When you go on interviews to jobs, do they tell you the job salary? I want to know because if I interview for a job and its pay is terrible, I don’t want to waste my time with that interview. In addition, if I interview for two jobs and get both the jobs. Will they tell me the salary, so I can choose between the two jobs?
Not at an interview. There are many rounds of interviews. But technically HR will contact you and make the offer.
Sometimes yes, sometimes no. But you’ll always know what your pay is by the time the offer letter rolls around.
By the way, I know you’re not full time, so you should always go through with interviews anyway. That experience is valuable, and really the only thing that matters for computer science internships.
Internships are not about making money. You’re in for a rude awakening if you think they are.
I would definitely go through your interviews anyway as @CourtneyThurston mentioned as they are great practice and also keeps your options open. You should have a good sense of the salary range anyway beforehand based on industry standards for the position and level. It’s a much tighter range and standardized for most junior positions, it’s at managerial levels where there can be larger discrepancies.
I’m not sure I would go to an interview if I didn’t have some idea of the salary range being offered.
If you were a college freshman (as OP is) and had half a brain, you would. Interviews are bar none the most critical piece to getting hired in cs. Very little else matters, including GPA. And trust me, you are not going to be good at cs technical interviews unless you do cs technical interviews.
Don’t expect to be told your wage range on the first interview. To be honest, an interview is only a “waste of time” if a) the company is being deceitful or b) you feel a sense of entitlement that prevents you from learning anything from the interview.
Your best bet is to go through the interview process. At some point, salary expectations will be discussed unless there is no room for negotiation, which might mean you find out when an offer is made. If you are desperately curious, you could check Glassdoor, but that’s only intermittently representative.
For a professional job, salary is typically not discussed at the interview. The employer might interview different candidates over several days, then a committee might compare the candidates behind closed doors. The top candidate is selected, then the candidate is contacted and presented a job offer with compensation details.
Nobody discussed money ever. Always say salary is open for negotiation. You might turn off people early. Technical interviews are important in CS.
Be careful with that, DrGoogle… a nice rule of thumb is that if you are asked, you say you are open for negotiation, and if they press, you should give a reasonable range. The idea that you should never give a range or name a number is misguided and may cost you an opportunity to move forward in the process (think… there are three people: 1 gives a range of 50-60k, one gives a range of 55-65k, and you give no range. If the company was looking in the range of 45-55k, there are two candidates who are in that range, and if you are all comparable after the first interview, who do you think will be the odd one out?).
Feel free to be a little coy, but don’t take it too far.

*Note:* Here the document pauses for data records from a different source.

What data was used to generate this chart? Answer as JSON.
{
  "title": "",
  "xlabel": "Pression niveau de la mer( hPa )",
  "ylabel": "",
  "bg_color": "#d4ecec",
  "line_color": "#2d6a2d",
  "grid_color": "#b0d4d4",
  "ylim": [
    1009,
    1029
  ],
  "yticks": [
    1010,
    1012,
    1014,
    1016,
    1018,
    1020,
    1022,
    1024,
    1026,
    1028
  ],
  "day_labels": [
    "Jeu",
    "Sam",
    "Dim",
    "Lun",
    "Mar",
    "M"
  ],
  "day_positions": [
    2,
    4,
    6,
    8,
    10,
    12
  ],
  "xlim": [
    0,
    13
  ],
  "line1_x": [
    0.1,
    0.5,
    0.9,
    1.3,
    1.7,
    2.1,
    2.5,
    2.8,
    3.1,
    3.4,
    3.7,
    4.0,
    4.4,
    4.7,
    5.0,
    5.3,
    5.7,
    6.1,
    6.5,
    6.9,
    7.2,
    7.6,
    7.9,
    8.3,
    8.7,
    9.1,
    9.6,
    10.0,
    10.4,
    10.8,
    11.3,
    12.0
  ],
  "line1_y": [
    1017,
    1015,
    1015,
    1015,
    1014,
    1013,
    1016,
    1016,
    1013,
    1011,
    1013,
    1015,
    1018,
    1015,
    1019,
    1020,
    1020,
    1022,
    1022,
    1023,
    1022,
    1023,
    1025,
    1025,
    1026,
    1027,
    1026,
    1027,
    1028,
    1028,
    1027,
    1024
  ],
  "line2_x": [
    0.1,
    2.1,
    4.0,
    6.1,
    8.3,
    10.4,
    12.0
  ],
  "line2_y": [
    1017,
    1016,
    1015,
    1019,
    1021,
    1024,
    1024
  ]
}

Chris, your example is a good reason for not discussing salary. You could be the guy on the high range and therefore you might be eliminated early. You want to do the elimination, not the other way around. You could also ask them what is the range of salary the position is offering and not given your position on salary. If the range is acceptable to move forward then it’s ok to continue. For example if I’m looking for a $50/hour job and somebody is willing to pay $10. I wouldn’t even bother to move forward.
My post original said not to discuss salary as in specific amount, that doesn’t mean you can’t ask for salary range. That’s not discussing money. I still stand by my comment salary is negotiable, meant the final details.